We need, too, slow writing. Even if I know you’re only going to skim, I am compelled to practice a craft, not perform a trick. I don’t know if my words will solve your problem. I don’t know if I can be relied upon to comfort or inspire every day. There aren’t ten steps to grace, or justice, or love, or simplicity. You don’t wedge Jesus into your Instagram grid as part of your brand. I mean, I don’t.
So I’ve been quiet lately, after a good year of weekly blogging; some of my writing has gone to my email list, some stays hidden in my black-bound notebook. It’s not that I mind writing here weekly. I just gave up on keeping the schedule for the schedule’s sake.
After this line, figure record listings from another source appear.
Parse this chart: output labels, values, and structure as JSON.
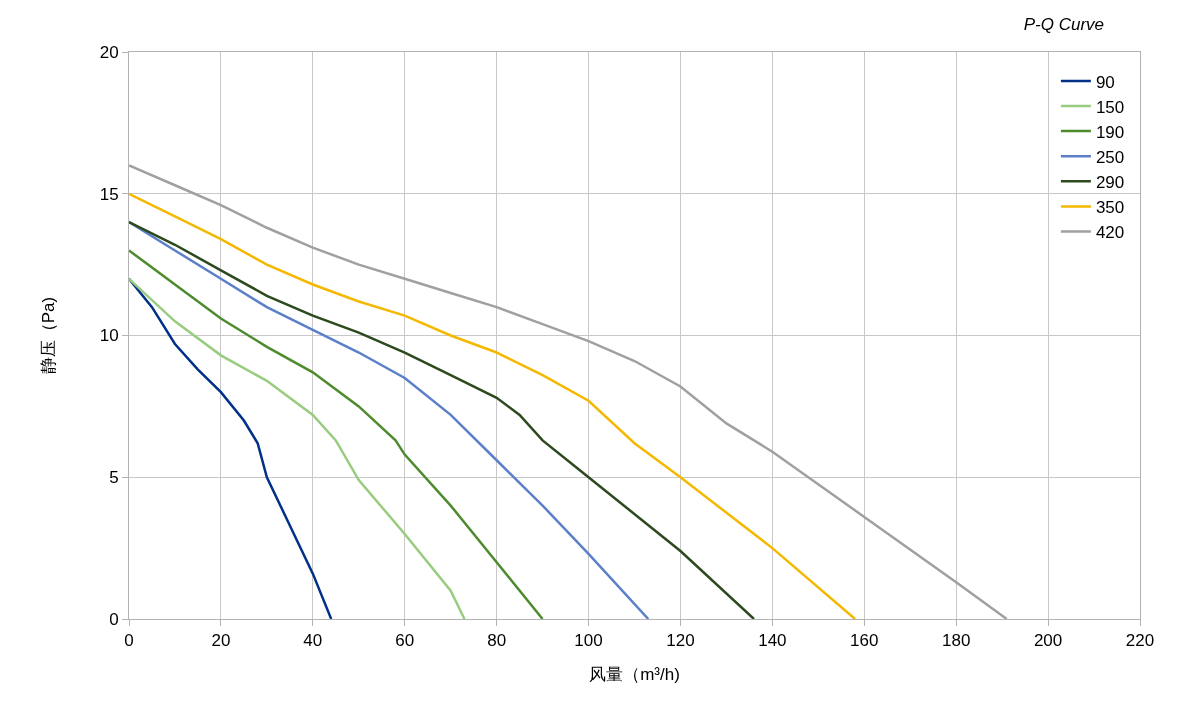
{
  "chart_data": {
    "type": "line",
    "title": "P-Q Curve",
    "xlabel": "风量（m³/h)",
    "ylabel": "静压（Pa)",
    "xlim": [
      0,
      220
    ],
    "xticks": [
      0,
      20,
      40,
      60,
      80,
      100,
      120,
      140,
      160,
      180,
      200,
      220
    ],
    "ylim": [
      0,
      20
    ],
    "yticks": [
      0,
      5,
      10,
      15,
      20
    ],
    "grid": true,
    "legend": "top right",
    "marker": "none",
    "line_style": "solid",
    "series": [
      {
        "name": "90",
        "color": "#003087",
        "x": [
          0,
          5,
          10,
          15,
          20,
          25,
          28,
          30,
          35,
          40,
          44
        ],
        "values": [
          12,
          11,
          9.7,
          8.8,
          8,
          7,
          6.2,
          5,
          3.3,
          1.6,
          0
        ]
      },
      {
        "name": "150",
        "color": "#99cc7f",
        "x": [
          0,
          10,
          20,
          30,
          40,
          45,
          50,
          60,
          70,
          73
        ],
        "values": [
          12,
          10.5,
          9.3,
          8.4,
          7.2,
          6.3,
          4.9,
          3,
          1,
          0
        ]
      },
      {
        "name": "190",
        "color": "#4e8a2e",
        "x": [
          0,
          10,
          20,
          30,
          40,
          50,
          58,
          60,
          70,
          80,
          90
        ],
        "values": [
          13,
          11.8,
          10.6,
          9.6,
          8.7,
          7.5,
          6.3,
          5.8,
          4,
          2,
          0
        ]
      },
      {
        "name": "250",
        "color": "#5b7fc8",
        "x": [
          0,
          10,
          20,
          30,
          40,
          50,
          60,
          70,
          80,
          90,
          100,
          113
        ],
        "values": [
          14,
          13,
          12,
          11,
          10.2,
          9.4,
          8.5,
          7.2,
          5.6,
          4,
          2.3,
          0
        ]
      },
      {
        "name": "290",
        "color": "#2c4a1e",
        "x": [
          0,
          10,
          20,
          30,
          40,
          50,
          60,
          70,
          80,
          85,
          90,
          100,
          120,
          136
        ],
        "values": [
          14,
          13.2,
          12.3,
          11.4,
          10.7,
          10.1,
          9.4,
          8.6,
          7.8,
          7.2,
          6.3,
          5,
          2.4,
          0
        ]
      },
      {
        "name": "350",
        "color": "#f5b800",
        "x": [
          0,
          10,
          20,
          30,
          40,
          50,
          60,
          70,
          80,
          90,
          100,
          110,
          120,
          140,
          158
        ],
        "values": [
          15,
          14.2,
          13.4,
          12.5,
          11.8,
          11.2,
          10.7,
          10,
          9.4,
          8.6,
          7.7,
          6.2,
          5,
          2.5,
          0
        ]
      },
      {
        "name": "420",
        "color": "#a0a0a0",
        "x": [
          0,
          10,
          20,
          30,
          40,
          50,
          60,
          70,
          80,
          90,
          100,
          110,
          120,
          130,
          140,
          160,
          180,
          191
        ],
        "values": [
          16,
          15.3,
          14.6,
          13.8,
          13.1,
          12.5,
          12,
          11.5,
          11,
          10.4,
          9.8,
          9.1,
          8.2,
          6.9,
          5.9,
          3.6,
          1.3,
          0
        ]
      }
    ]
  }
}
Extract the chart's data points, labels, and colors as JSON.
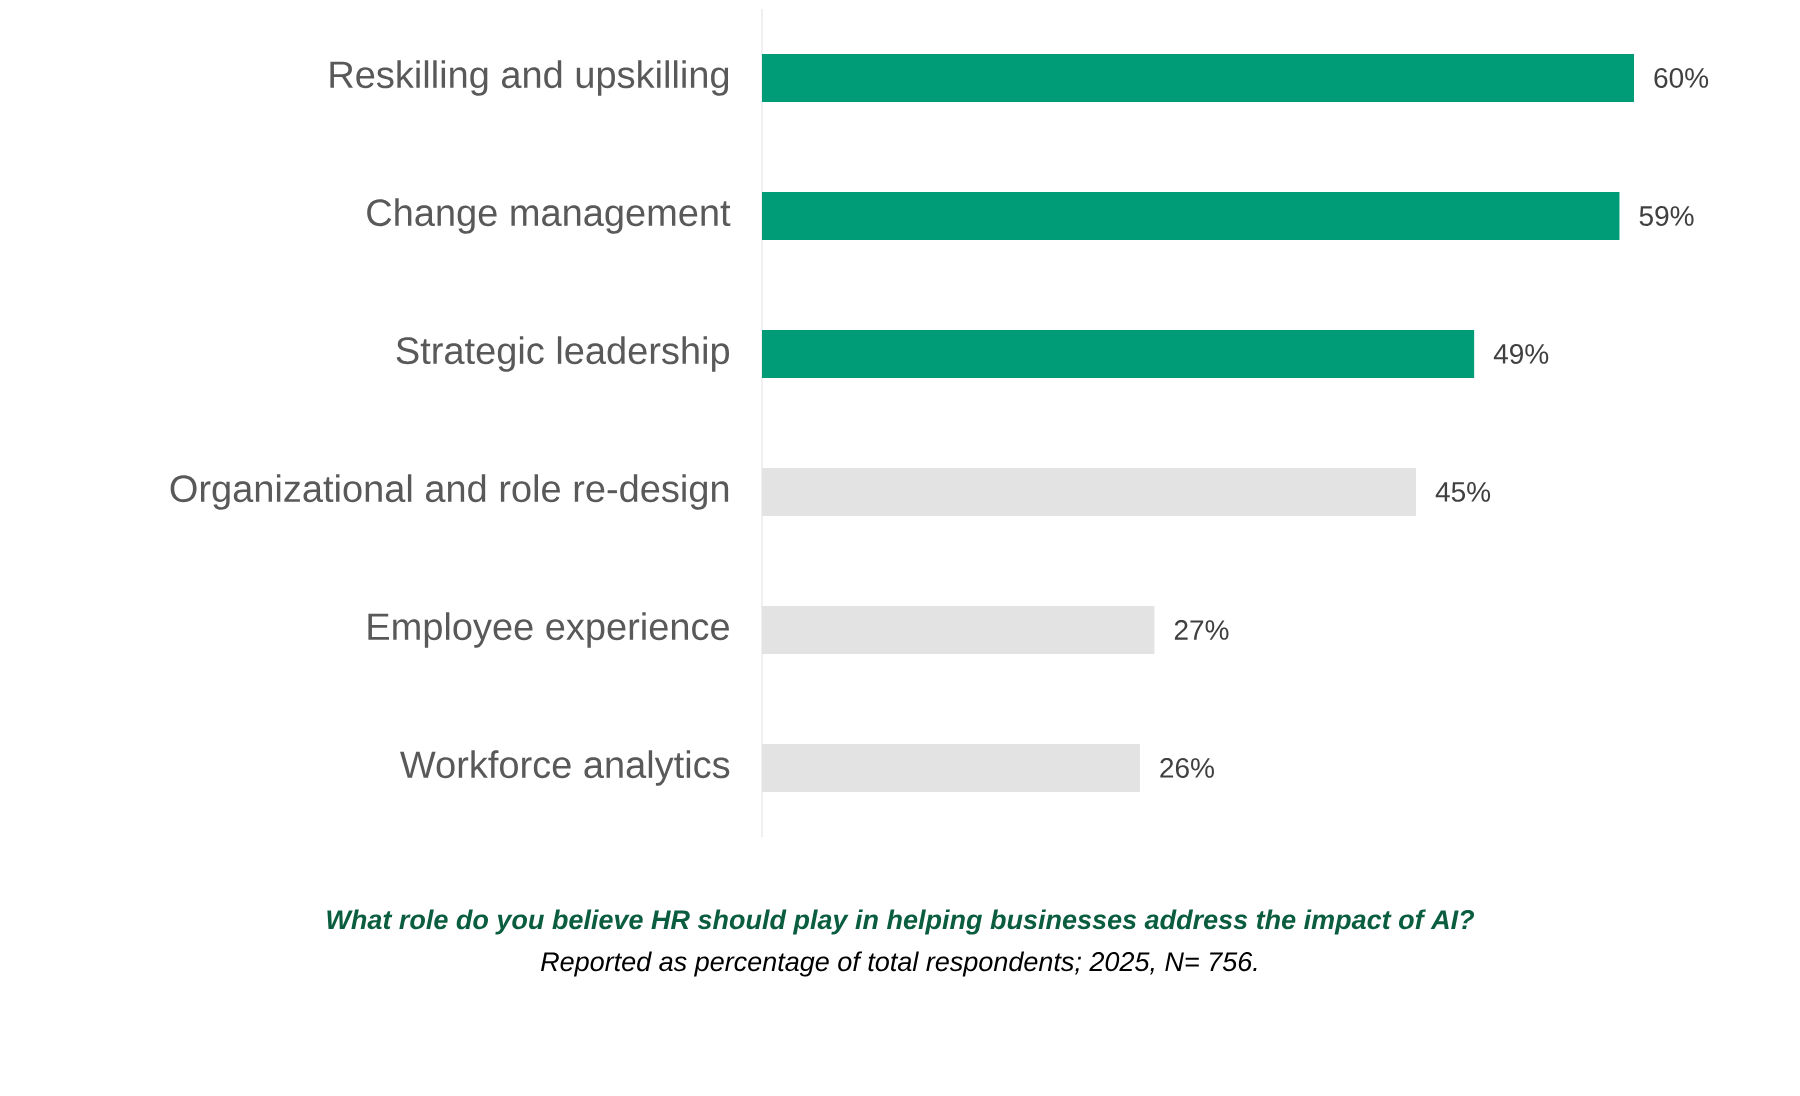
{
  "chart_data": {
    "type": "bar",
    "orientation": "horizontal",
    "categories": [
      "Reskilling and upskilling",
      "Change management",
      "Strategic leadership",
      "Organizational and role re-design",
      "Employee experience",
      "Workforce analytics"
    ],
    "values": [
      60,
      59,
      49,
      45,
      27,
      26
    ],
    "value_labels": [
      "60%",
      "59%",
      "49%",
      "45%",
      "27%",
      "26%"
    ],
    "colors": [
      "#009b77",
      "#009b77",
      "#009b77",
      "#e3e3e3",
      "#e3e3e3",
      "#e3e3e3"
    ],
    "annotations": [
      "What role do you believe HR should play in helping businesses address the impact of AI?",
      "Reported as percentage of total respondents; 2025, N= 756."
    ]
  }
}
I gave up on the notion that you need me here all the time (because, really, how much time would I get back every day if I stopped asking the Internet to tell me one more time that I’m important, worthy, lovable?)
I’m not so talented, spiritual, or Real™ that I’m exempt from hard work or even marketing. But I’m figuring out how to show up to those things with the best of myself. I’m committing to knowing the difference between timely and hurried, interesting vs. sensational, relevant vs. compromised. I’m committing to an audience that’s willing to go deep with me because we simply can’t help it, one that’s trying to do this Internet-connection thing with savvy and wisdom, one that’s still reading—and this is outrageous, I know—a thousand words later.
I don’t know yet what any of this means for me. I’ve done enough announcing projects and ideas and beginnings lately. I’m not quitting Twitter, or blogging, or my job; I’m not swearing off productivity or ditching my car (yet). I still want to get paid to write, and to be honest, I still want millions of adoring fans. I only know I’ve made a commitment—when in doubt, slow down.
I am writing by hand in purple fountain pen. I’m savoring the vegetables from a local farm and sticking with the fits and starts of my own garden. I’m tending to the ritual of handmade coffee, cleaning the house slow like a madwoman’s meditation. I’m letting my Youtube-intoxicated youth group swirl around me and then asking them, once again, to stop and breathe.
Then, here, in my writing, I am snatching back the quick win. I am asking you—not to do more and do better, nor to adjust your attitude in five easy acronymized steps—I am asking you to walk with me a long, long path of truth and beauty and hard things and laughter—and there is plenty of time yet to stop and breathe.